Consider a block sliding without friction on a wedge as in the following picture:
Given the height of the block of mass $m$ as a function $h(t)$ of time $t$ with initial height $h(0) = h_0$, is the following method to determine the acceleration of wedge $M$ correct?

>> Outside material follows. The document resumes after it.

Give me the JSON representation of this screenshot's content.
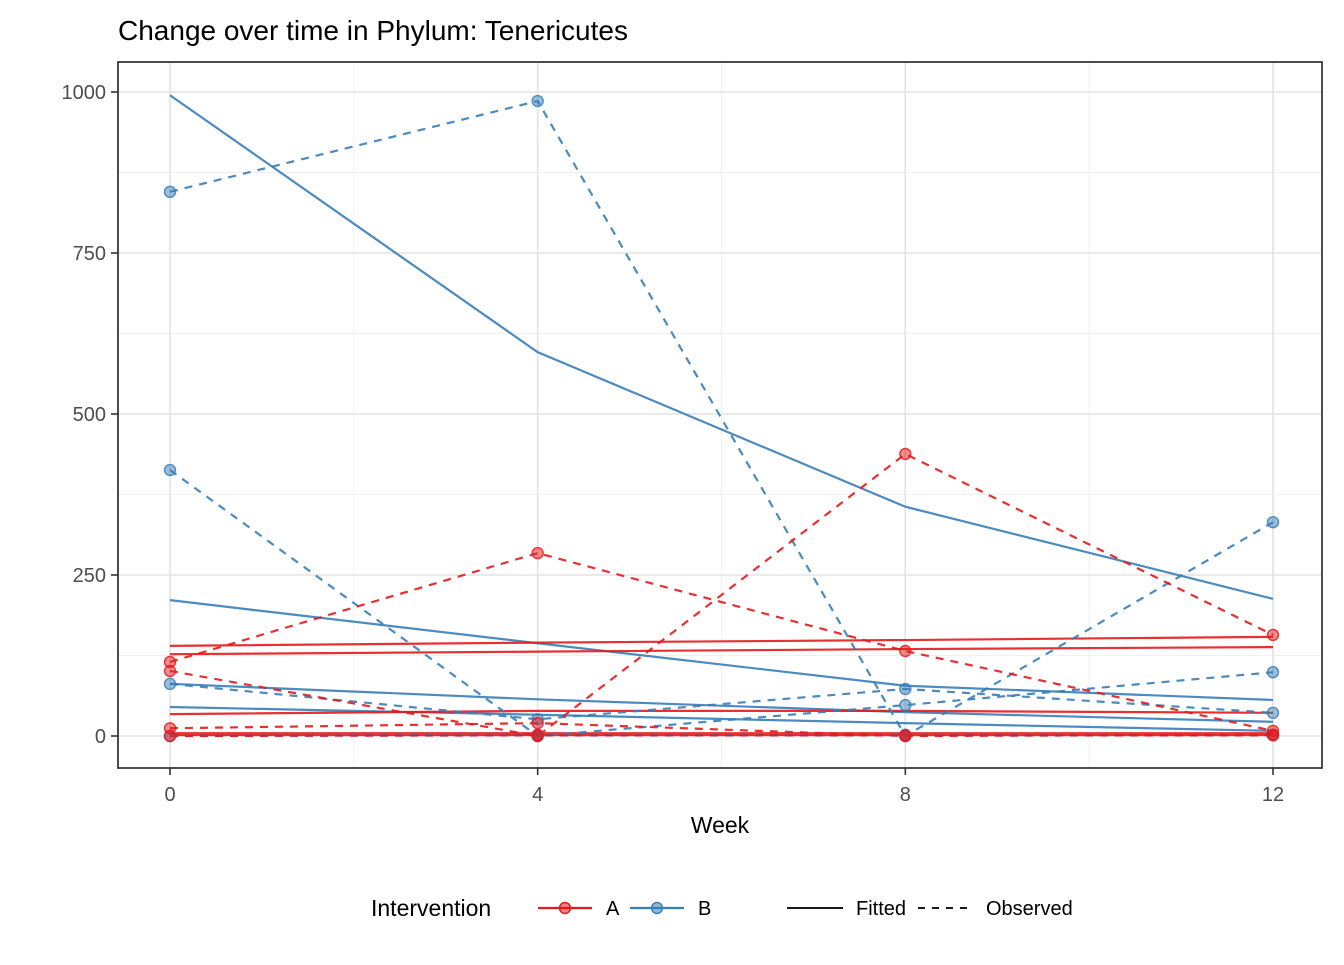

Using conservation of energy, the initial potential energy of the block is equal to the final kinetic energy plus potential energy after a time $t$: $$mgh_0=\frac{1}{2}m(v_1\cos(30^\circ)-v_2)^2+\frac{1}{2}M(v_2)^2+\frac{1}{2}m(v_1\sin(30^\circ))^2 +mgh(t),\tag{1}$$ where $v_1$ is the velocity of the block in frame of the wedge and $v_2$ is the velocity of the wedge w.r.t ground. Using conservation of momentum in the frame where the ground is at rest, we also have $$m(v_1\cos(30^\circ)-v_2)=Mv_2\tag{2}.$$
The second equation looks perfectly fine to me as it just momentum conservation. However, the first equation might be incorrect. I applied this technique to solve this problem, which asks for the acceleration of the wedge if the block's height varies as $h(t) = 1.5\ \mathrm{m} + 1.5\frac{\mathrm{m}}{\mathrm{s}^2} t^2$. I solved for $v_2(t)$ from the two equations and then differentiated it to get the final result. The answer I get using this technique (putting $M=m=1$ as the result is independent of mass) is $3 \mathrm{ms^{-2}}$. However, the correct result should have been $\frac{2}{\sqrt{3}} \mathrm{ms^{-2}}$. I'm certain that there is no trivial calculation error. I've checked it several times.
So, why is equation (1) not applicable in this case?